GPT-4o Transcribe Diarize, a transcription model that identifies who’s speaking when, enables transcripts that clearly associate audio segments with individual speakers. This feature produces the new diarized_json response format, providing you with precise speaker labels along with segment start and end timestamps.
What’s included:
Automatic Speaker Identification: GPT-4o Transcribe Diarize automatically detects and labels different speakers, simplifying multi-speaker audio transcription.
Speaker Reference Clips: Optionally enhance accuracy by providing short (2–10 second) reference audio clips for up to four known speakers
API Endpoint: Available through /v1/audio/transcriptions in the Transcription API.
Speaker diarization has been frequently requested by our developer community; this feature represents a meaningful improvement to existing transcription tools.
Awesome… We’ve been waiting for diarization from OpenAI.

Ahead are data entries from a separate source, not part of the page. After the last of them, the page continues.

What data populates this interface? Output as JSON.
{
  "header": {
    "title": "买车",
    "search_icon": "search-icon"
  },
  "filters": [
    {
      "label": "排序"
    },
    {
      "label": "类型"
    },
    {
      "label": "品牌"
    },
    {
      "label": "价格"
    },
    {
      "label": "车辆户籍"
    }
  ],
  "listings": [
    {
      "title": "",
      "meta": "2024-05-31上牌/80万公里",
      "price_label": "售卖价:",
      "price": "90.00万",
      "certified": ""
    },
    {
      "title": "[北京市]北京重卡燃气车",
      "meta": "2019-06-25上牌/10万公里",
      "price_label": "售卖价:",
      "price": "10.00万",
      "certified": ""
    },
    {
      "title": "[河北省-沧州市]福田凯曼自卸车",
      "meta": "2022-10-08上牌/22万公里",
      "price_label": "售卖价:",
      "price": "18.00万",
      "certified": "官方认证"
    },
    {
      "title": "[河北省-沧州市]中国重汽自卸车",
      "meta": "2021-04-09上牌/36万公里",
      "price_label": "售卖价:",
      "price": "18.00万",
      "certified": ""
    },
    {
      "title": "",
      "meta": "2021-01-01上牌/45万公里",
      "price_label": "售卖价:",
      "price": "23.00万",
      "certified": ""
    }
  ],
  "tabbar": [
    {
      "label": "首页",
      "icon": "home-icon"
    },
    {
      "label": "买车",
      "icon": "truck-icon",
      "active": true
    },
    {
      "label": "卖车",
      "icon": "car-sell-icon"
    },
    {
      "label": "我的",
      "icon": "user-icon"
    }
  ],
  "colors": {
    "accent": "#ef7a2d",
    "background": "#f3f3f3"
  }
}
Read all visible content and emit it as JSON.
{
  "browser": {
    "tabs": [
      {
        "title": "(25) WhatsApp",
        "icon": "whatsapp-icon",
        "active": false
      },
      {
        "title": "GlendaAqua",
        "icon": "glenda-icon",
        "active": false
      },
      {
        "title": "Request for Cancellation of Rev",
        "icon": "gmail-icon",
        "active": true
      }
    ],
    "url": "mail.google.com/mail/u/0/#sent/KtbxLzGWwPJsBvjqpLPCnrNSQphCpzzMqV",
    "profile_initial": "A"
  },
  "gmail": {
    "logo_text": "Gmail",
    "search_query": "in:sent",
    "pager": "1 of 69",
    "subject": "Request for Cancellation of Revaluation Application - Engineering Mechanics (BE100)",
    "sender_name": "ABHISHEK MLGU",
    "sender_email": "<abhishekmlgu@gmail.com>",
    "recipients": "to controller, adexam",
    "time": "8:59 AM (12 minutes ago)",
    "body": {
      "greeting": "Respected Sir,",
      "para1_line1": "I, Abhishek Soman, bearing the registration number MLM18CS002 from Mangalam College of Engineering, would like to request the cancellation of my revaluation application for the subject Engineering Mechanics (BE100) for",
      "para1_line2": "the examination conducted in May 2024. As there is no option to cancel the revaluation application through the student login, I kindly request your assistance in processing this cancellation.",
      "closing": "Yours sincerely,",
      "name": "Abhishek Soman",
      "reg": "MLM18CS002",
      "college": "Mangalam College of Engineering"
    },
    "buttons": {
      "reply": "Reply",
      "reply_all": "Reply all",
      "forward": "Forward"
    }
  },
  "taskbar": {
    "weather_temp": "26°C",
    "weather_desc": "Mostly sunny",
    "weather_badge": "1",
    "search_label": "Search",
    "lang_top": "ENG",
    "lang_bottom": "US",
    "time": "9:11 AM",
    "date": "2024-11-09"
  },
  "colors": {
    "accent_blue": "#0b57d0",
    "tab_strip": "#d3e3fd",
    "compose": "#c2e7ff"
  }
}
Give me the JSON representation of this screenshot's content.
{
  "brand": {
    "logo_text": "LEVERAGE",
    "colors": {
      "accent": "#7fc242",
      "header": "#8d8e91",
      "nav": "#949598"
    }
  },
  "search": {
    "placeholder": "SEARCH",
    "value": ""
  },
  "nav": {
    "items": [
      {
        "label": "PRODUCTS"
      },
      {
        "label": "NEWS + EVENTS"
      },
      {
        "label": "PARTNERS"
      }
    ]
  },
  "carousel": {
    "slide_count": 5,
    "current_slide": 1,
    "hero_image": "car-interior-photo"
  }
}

But one main missing feature is preventing us from adopting this model. And that’s being able to define the maximum/minimum number of users. We love the known speakers capability, but limiting the users is a crucial feature for us as diarization models can a lot of times hallucinate more users than they are. So it’s important for accuracy of our product to ensure that doesn’t happen.
I did some testing. But the diarization model seems way worse than the old 4o transcribe model.
The new model skips over words that the old model didn’t. Anyone else see this?